Friday, February 13, 2009

Living in the trading zone

    The one month trading zone for SPY has been 80 to 87.   With my buy-write strategy I have lowered my break-even point down into the 78 to 79 range--maybe 3% downside protection.  The problem with a  trading zone startegy comes when (not if) there is a break-out one way or the other.  With an upside move, my current strategy prevents me from participating on the upside, and I likely leave 40% of the latest premium on the table--but I can live with that.   However, with a strong downside move I take a beating--one bad day could more than wipe out my 3% insurance policy.   My friend Asad's comment comes back to me--if you think you know the direction, why mess around with covered calls., just go with the simpler strategy and buy the equity out-right. 
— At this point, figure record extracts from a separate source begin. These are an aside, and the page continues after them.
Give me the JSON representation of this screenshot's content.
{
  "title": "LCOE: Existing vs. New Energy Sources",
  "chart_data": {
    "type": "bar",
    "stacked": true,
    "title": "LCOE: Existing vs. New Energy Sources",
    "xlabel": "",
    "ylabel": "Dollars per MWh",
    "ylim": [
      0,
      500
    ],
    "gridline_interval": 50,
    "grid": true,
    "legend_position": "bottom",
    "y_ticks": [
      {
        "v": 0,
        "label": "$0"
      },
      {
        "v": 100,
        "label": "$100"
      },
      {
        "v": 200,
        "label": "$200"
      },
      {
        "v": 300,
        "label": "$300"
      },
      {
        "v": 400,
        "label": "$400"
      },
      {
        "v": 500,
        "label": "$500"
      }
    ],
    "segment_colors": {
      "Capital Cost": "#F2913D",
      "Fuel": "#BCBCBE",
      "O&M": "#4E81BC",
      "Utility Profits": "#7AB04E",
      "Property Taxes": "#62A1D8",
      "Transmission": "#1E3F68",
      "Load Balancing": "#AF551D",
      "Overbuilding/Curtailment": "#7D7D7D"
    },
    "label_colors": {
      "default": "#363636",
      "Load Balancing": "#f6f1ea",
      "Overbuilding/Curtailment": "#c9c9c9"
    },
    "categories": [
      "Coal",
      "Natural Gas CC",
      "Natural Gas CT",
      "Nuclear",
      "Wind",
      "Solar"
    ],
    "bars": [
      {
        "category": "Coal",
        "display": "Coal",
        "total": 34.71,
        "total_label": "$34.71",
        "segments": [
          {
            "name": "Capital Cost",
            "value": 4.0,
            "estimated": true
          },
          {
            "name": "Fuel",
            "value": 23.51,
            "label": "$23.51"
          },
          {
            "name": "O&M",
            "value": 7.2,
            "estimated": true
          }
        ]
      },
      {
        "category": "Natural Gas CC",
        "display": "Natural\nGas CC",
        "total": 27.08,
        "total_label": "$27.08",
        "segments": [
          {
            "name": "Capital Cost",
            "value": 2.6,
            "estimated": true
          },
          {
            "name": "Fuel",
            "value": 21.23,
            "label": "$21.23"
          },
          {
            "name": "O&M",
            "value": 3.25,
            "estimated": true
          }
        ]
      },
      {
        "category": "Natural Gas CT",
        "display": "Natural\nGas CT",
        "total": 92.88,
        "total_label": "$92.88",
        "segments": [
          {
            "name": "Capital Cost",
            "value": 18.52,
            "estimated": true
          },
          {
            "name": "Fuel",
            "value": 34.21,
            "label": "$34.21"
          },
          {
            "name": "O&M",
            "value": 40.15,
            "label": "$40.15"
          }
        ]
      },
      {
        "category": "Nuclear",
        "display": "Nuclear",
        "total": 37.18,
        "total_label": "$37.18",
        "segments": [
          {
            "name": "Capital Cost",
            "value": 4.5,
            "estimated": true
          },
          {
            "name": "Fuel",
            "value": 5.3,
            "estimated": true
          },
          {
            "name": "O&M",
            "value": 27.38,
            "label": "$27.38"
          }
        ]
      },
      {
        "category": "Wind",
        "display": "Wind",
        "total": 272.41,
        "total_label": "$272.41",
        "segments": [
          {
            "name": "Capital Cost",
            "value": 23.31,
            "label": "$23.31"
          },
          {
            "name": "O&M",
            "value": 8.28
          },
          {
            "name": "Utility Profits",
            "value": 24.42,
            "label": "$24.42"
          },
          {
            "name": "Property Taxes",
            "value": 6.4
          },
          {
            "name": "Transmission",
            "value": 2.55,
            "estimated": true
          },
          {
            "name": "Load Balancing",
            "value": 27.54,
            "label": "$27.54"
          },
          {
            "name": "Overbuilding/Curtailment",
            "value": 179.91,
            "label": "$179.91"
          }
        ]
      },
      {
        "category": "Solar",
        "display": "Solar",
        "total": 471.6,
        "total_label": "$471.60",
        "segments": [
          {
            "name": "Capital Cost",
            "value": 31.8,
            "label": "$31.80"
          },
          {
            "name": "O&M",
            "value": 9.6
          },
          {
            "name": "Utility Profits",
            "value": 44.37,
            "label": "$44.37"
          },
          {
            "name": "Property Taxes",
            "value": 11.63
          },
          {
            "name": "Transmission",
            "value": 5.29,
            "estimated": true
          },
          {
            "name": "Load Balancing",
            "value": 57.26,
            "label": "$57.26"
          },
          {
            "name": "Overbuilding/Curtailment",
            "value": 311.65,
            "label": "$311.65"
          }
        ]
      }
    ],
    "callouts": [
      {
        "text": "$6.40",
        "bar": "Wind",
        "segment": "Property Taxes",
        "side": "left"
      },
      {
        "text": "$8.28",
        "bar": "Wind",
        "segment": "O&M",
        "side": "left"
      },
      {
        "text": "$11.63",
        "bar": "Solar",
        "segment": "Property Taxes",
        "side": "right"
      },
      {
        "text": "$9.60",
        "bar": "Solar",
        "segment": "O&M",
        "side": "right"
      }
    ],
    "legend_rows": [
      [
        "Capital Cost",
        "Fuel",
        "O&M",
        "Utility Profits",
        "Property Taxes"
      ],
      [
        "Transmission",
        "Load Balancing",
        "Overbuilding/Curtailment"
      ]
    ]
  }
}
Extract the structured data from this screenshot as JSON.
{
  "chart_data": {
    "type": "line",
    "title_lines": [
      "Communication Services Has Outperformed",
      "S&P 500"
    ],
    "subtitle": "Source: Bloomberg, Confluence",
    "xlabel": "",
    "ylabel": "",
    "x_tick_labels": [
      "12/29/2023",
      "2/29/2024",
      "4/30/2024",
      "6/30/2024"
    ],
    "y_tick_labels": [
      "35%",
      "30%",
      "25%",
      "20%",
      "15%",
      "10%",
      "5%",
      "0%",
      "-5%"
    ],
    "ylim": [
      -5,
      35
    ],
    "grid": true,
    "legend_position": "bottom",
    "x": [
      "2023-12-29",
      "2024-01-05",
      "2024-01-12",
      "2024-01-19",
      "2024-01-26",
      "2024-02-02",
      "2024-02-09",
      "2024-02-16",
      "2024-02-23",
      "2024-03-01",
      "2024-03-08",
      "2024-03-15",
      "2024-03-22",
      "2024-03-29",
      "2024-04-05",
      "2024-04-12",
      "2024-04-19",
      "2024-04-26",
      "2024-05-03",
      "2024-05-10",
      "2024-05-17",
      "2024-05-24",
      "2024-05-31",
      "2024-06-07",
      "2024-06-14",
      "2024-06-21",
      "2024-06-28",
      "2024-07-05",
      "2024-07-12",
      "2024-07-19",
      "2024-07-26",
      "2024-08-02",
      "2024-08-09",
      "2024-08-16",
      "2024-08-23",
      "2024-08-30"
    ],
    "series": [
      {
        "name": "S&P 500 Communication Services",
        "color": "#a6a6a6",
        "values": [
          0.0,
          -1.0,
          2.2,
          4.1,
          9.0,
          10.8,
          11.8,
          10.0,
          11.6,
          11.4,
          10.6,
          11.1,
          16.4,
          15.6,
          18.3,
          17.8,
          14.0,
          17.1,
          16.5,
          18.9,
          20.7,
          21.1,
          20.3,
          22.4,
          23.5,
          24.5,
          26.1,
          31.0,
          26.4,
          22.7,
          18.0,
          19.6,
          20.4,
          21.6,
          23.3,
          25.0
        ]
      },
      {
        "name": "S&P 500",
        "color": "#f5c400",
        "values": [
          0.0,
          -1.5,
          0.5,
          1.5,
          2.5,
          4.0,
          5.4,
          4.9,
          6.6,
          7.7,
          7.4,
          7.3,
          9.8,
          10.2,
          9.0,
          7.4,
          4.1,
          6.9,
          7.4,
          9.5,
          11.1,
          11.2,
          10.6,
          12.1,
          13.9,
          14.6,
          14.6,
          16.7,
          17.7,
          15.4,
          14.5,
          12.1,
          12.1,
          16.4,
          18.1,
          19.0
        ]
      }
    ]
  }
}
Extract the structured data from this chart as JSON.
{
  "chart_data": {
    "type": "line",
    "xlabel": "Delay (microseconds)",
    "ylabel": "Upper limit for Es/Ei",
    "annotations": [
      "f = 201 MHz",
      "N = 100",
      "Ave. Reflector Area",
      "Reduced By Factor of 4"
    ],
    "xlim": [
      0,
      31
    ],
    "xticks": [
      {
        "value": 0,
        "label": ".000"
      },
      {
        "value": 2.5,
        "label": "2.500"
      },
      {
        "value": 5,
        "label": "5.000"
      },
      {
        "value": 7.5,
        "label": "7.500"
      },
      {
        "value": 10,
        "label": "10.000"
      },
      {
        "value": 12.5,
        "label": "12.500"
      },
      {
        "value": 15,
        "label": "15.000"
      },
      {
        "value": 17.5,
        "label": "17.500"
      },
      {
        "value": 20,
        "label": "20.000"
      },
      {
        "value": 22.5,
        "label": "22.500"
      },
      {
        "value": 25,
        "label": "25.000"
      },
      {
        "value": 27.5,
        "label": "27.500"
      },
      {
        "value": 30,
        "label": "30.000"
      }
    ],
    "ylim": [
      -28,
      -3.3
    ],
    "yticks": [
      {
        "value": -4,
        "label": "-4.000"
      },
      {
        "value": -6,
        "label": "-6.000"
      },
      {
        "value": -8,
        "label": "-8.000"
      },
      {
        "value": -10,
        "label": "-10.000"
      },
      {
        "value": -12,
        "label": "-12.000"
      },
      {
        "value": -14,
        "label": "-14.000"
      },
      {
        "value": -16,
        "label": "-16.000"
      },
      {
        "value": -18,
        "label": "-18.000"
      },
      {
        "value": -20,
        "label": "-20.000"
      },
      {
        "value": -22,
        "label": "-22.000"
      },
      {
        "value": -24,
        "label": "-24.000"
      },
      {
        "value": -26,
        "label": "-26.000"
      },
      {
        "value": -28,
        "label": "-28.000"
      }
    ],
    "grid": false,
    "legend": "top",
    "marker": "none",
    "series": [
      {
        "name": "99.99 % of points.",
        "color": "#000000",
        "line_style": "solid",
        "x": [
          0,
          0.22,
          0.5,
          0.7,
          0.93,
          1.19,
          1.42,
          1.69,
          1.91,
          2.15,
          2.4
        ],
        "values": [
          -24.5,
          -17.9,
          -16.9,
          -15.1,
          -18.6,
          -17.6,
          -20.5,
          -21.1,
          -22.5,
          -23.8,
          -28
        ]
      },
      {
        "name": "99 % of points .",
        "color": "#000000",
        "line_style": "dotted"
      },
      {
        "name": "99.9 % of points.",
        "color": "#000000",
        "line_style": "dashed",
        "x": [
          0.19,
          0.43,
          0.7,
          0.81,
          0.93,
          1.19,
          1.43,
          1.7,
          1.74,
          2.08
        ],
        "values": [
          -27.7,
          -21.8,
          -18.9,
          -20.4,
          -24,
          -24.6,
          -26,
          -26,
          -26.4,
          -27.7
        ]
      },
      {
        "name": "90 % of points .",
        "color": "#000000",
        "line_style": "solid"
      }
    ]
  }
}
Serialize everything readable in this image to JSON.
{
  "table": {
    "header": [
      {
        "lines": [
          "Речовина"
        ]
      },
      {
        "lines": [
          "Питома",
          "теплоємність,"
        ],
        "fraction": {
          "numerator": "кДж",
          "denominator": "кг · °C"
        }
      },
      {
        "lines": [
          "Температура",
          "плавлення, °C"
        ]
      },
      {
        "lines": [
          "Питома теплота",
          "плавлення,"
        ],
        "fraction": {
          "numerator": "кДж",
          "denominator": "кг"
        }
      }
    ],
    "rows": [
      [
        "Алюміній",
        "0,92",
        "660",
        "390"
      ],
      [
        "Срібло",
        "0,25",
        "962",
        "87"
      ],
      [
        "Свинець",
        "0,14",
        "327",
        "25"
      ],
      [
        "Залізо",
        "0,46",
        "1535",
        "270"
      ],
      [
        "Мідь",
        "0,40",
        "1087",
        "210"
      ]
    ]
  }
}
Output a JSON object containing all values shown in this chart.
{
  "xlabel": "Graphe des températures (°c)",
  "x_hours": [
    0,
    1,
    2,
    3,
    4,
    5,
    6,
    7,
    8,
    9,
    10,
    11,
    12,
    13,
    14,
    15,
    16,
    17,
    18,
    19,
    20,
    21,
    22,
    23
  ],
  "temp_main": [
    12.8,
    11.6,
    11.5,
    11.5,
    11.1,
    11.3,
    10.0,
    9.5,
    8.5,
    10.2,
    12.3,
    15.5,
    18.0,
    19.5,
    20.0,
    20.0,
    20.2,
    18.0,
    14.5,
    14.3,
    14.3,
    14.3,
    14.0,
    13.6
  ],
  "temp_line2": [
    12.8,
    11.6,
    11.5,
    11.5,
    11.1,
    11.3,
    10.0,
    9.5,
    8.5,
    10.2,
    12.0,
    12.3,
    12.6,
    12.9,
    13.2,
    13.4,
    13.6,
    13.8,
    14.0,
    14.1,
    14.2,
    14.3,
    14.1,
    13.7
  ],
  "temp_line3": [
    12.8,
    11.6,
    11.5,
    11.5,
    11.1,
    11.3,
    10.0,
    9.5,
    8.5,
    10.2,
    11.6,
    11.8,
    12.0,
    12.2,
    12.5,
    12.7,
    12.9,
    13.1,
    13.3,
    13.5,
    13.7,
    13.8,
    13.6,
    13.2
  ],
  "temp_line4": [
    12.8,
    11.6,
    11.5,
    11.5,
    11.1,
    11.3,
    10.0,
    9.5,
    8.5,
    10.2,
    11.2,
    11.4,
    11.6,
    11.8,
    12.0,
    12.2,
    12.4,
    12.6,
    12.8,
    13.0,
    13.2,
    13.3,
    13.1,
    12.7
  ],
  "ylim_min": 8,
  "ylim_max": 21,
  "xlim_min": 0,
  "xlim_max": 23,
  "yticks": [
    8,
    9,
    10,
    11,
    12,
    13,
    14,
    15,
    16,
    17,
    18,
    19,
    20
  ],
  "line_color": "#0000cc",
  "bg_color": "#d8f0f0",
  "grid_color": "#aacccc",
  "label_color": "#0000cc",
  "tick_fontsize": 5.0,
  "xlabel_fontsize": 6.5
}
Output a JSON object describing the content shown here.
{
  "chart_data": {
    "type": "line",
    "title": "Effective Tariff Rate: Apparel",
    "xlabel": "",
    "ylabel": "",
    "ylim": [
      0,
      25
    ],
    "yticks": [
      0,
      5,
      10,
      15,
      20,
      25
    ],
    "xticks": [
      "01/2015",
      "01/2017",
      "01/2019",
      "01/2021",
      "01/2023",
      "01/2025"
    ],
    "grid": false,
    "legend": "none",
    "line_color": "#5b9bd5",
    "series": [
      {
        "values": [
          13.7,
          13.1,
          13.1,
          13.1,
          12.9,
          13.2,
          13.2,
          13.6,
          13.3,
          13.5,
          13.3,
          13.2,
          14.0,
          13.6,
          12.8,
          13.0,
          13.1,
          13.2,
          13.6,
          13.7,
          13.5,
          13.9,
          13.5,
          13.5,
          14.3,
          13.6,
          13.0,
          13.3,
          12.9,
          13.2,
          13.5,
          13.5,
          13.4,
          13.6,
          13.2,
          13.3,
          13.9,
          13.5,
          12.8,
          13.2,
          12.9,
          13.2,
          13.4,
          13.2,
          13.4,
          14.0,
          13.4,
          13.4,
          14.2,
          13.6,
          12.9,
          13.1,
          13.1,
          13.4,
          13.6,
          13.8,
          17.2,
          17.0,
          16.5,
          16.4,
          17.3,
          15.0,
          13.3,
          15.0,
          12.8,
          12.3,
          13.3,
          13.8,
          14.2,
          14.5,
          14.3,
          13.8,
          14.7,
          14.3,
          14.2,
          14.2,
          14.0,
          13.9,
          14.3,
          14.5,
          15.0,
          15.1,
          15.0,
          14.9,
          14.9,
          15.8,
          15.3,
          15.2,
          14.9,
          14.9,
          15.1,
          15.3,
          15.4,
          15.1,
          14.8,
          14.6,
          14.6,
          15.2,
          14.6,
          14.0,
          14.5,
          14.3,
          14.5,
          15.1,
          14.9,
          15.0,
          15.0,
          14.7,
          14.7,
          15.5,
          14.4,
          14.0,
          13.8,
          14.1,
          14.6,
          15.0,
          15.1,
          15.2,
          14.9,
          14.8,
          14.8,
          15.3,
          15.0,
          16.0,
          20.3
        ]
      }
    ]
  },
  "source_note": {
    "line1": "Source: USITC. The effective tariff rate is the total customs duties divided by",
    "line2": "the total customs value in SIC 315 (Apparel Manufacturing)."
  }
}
    With the buy-write strategy I reduce the rewards of being right considerably, due to the counteracting long stock vs short option dynamics, in exchange for some insurance.  Would I be better off buying puts at the next peak (e.g. March 79 probably around $250 each) and then just going long in the next valley?   If the market breaks out on the upside, I've lost my put investment (although I might sell them to reduce the loss if there was a clear breakout up) but I long in enough stuff I'll be happy any.  If the market drops through the floor I'm protected at an effective $76.5 point (strike price - the cost of the option).

    For the down side part of the cycle I could do a similar thing with calls and then much more comfortably short the market. 

  Another issue is my time.  If I am just holding the equity, without the dampening effects of the call it will be much more tempting to take intra-day profits.  Unless I can figure out another way, I run a very real risk of becoming a refresh button slave.